SC 132 Transatlantic Link Field Study. Washington: National Security Council, Joint Staff and Legislative Office
For the first briefings in Washington, SC 132 went to the Eisenhower Executive Office Building (EEOB). They were welcomed by Dr Richard Hooker, Special Assistant to the President and Senior Director for Europe and Russia in the White House.
In one of his previous assignments Dr Hooker was Dean of the NDC (2010-2013). He spoke about the National Security Council (NSC), its role, history and organization. He explained how the NSC works and its decision-making mechanism. After his talk a panel was organized with higher representatives of the NSC, giving the NDC group a rare opportunity to discuss current world issues with them. Course Members were particularly interested in Africa, the Middle East, China and Russia, but also Europe, NATO and the European Union. On all these points, there was ample discussion of related United States policy and strategy.
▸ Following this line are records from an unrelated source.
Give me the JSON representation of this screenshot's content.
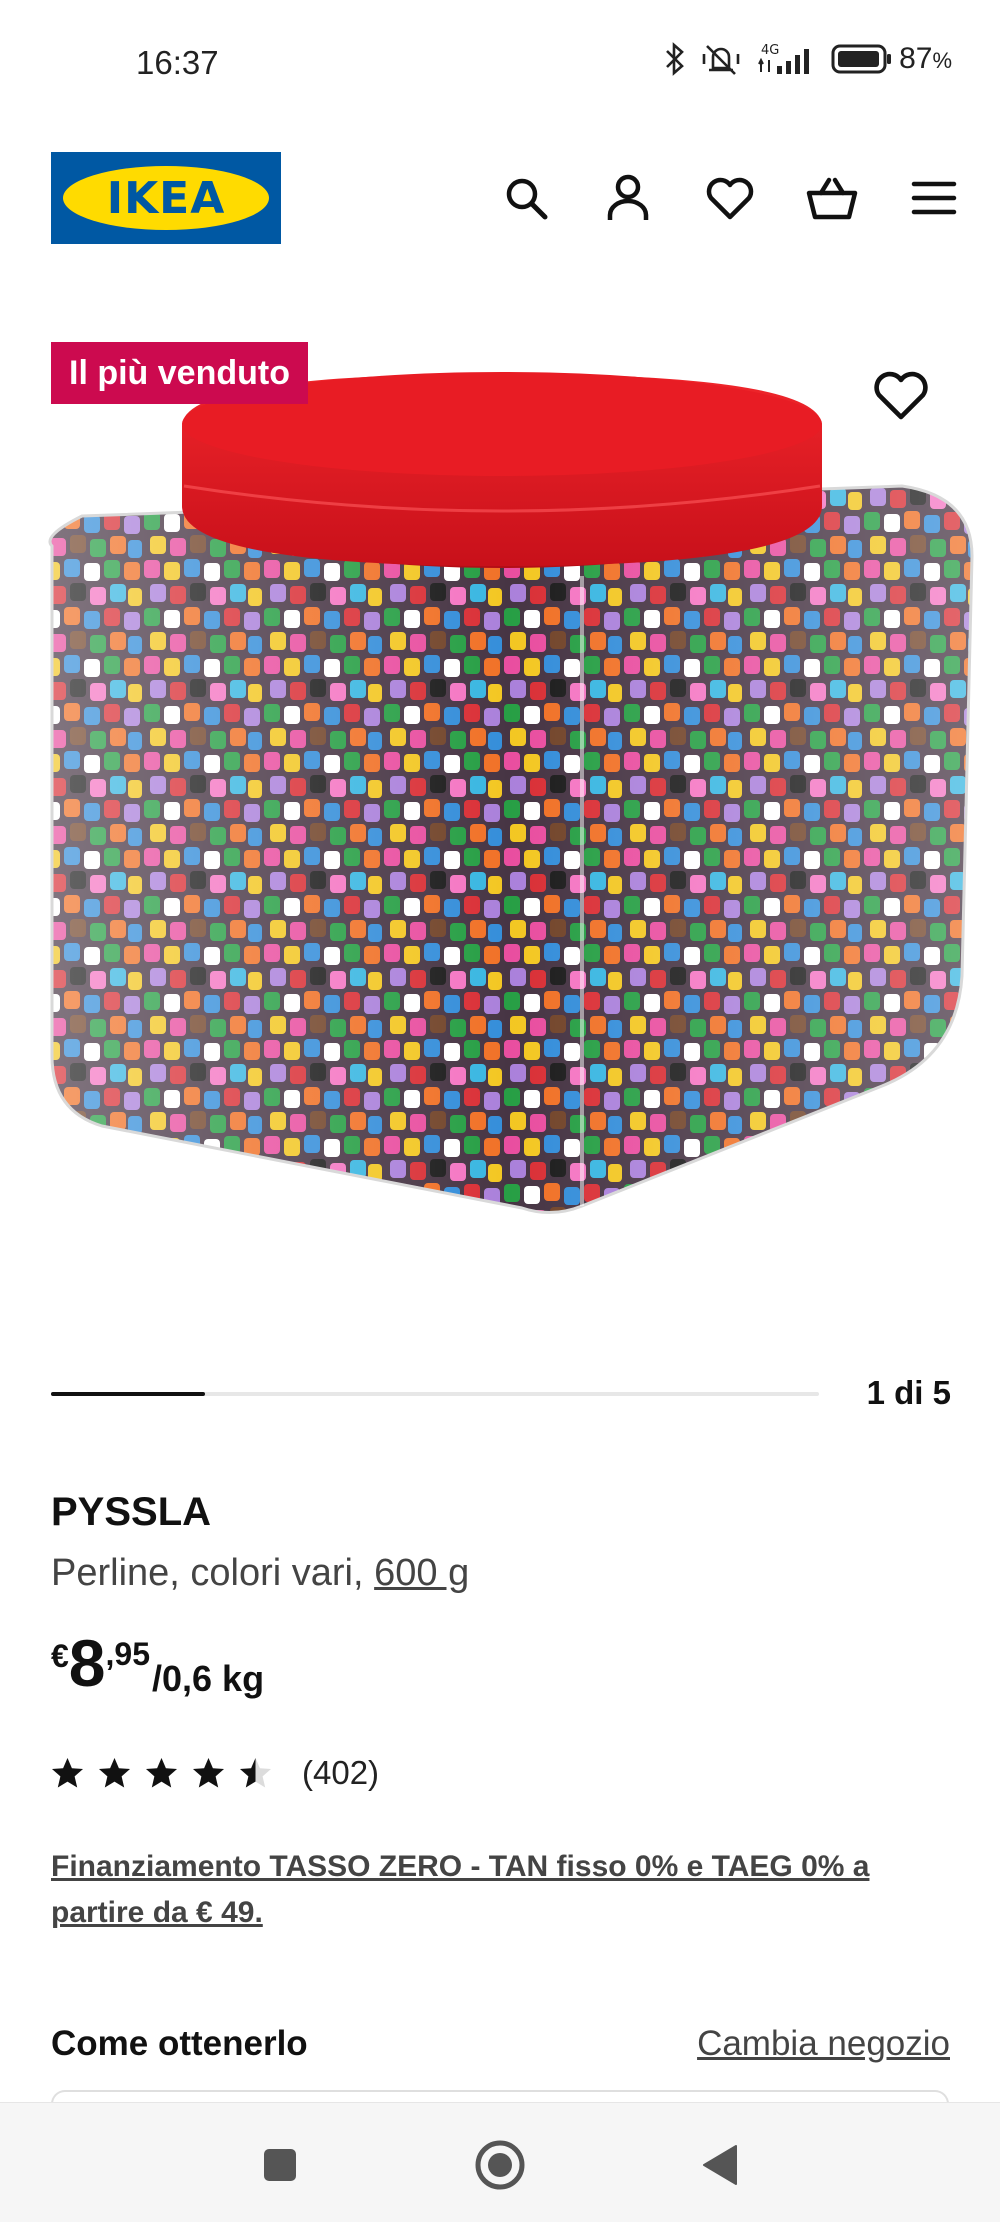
{
  "status_bar": {
    "time": "16:37",
    "battery": "87",
    "battery_unit": "%",
    "network": "4G",
    "icons": [
      "bluetooth-icon",
      "silent-vibrate-icon",
      "signal-icon",
      "battery-icon"
    ]
  },
  "header": {
    "logo_text": "IKEA",
    "icons": [
      "search-icon",
      "account-icon",
      "wishlist-icon",
      "cart-icon",
      "menu-icon"
    ],
    "brand_colors": {
      "blue": "#0058a3",
      "yellow": "#ffdb00"
    }
  },
  "media": {
    "badge": "Il più venduto",
    "badge_color": "#cc0a4f",
    "carousel_position": 1,
    "carousel_total": 5,
    "carousel_counter": "1 di 5"
  },
  "product": {
    "name": "PYSSLA",
    "description_prefix": "Perline, colori vari, ",
    "description_link": "600 g",
    "price_currency": "€",
    "price_integer": "8",
    "price_decimal": ",95",
    "price_unit": "/0,6 kg",
    "rating_value": 4.5,
    "rating_count": "(402)",
    "finance_text": "Finanziamento TASSO ZERO - TAN fisso 0% e TAEG 0% a partire da € 49."
  },
  "availability": {
    "title": "Come ottenerlo",
    "change_store": "Cambia negozio"
  },
  "system_nav": {
    "buttons": [
      "recents-button",
      "home-button",
      "back-button"
    ]
  }
}
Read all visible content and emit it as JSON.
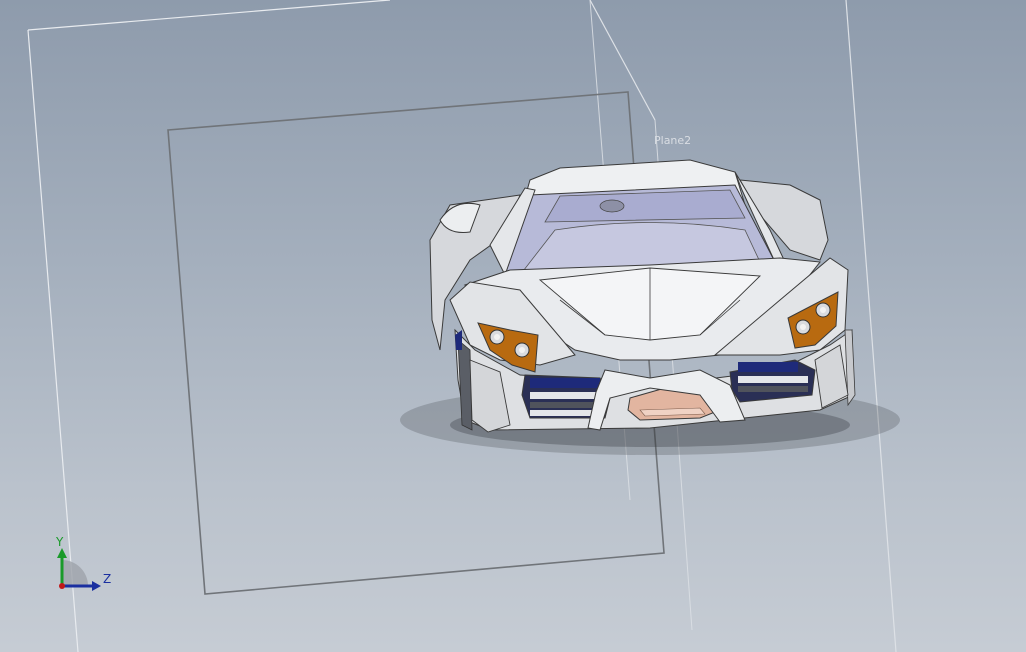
{
  "viewport": {
    "background_top": "#8e9bac",
    "background_bottom": "#c6ccd4"
  },
  "planes": [
    {
      "label": ""
    },
    {
      "label": ""
    },
    {
      "label": "Plane2"
    }
  ],
  "model": {
    "body_color": "#e4e6e9",
    "glass_color": "#b5b8d6",
    "headlight_color": "#b86a10",
    "intake_color": "#1e2a7a",
    "grille_color": "#e2b5a0"
  },
  "triad": {
    "y_label": "Y",
    "z_label": "Z",
    "y_color": "#1a9a2a",
    "z_color": "#1a2fa0",
    "x_color": "#c01818"
  }
}
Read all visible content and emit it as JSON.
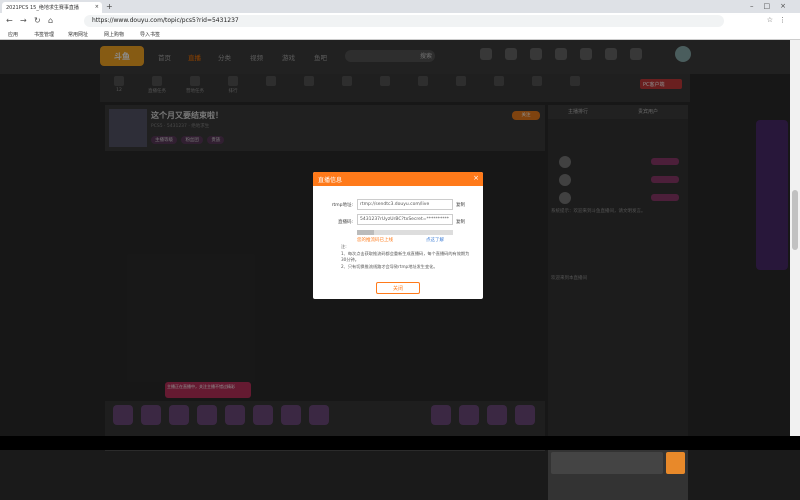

After a lunch at Capitol Hill, SC132 received a second series of briefings. If the morning was more dedicated to national security strategy, the afternoon was more defence-oriented.
MG P. Kennedy, Commanding General, Marine Corps Recruiting Command took the floor first and welcomed the Course Members to the Capitol facilities. He spoke about the Office of Legislative Affairs and explained how this unique organization works to establish the link between the military and politics. After a short break, a panel with representatives of the Joint Staff explained to Course Members how the Services implement policy. MG J. Jansen, an Ancien of the NDC, Commandant of the Dwight Eisenhower School for National Security and Resource Strategy at the National Defense University, took the floor and gave a US Marines perspective. BG B. Gericke, Deputy Director Strategy, Plans and Policy, J-5 US Central Command gave the US Army view; and BG A. Grynkewich, Deputy Director Global Operations, presented the US Air Force perspective. They all spoke about defence strategy as part of security strategy, dedicating time to Course Members’ questions.
This first part of the visit in Washington was very well structured and gave Course Members strategic-level insight into US perspectives on a range of defence topics. The frank and open discussion enabled the group to better understand US views, as well as the role of the US in NATO and in international relations in general. This was an excellent complement to the presentations and lectures received in Rome, thus fulfilling a key function of Field Studies as an integral part of the Senior Course curriculum.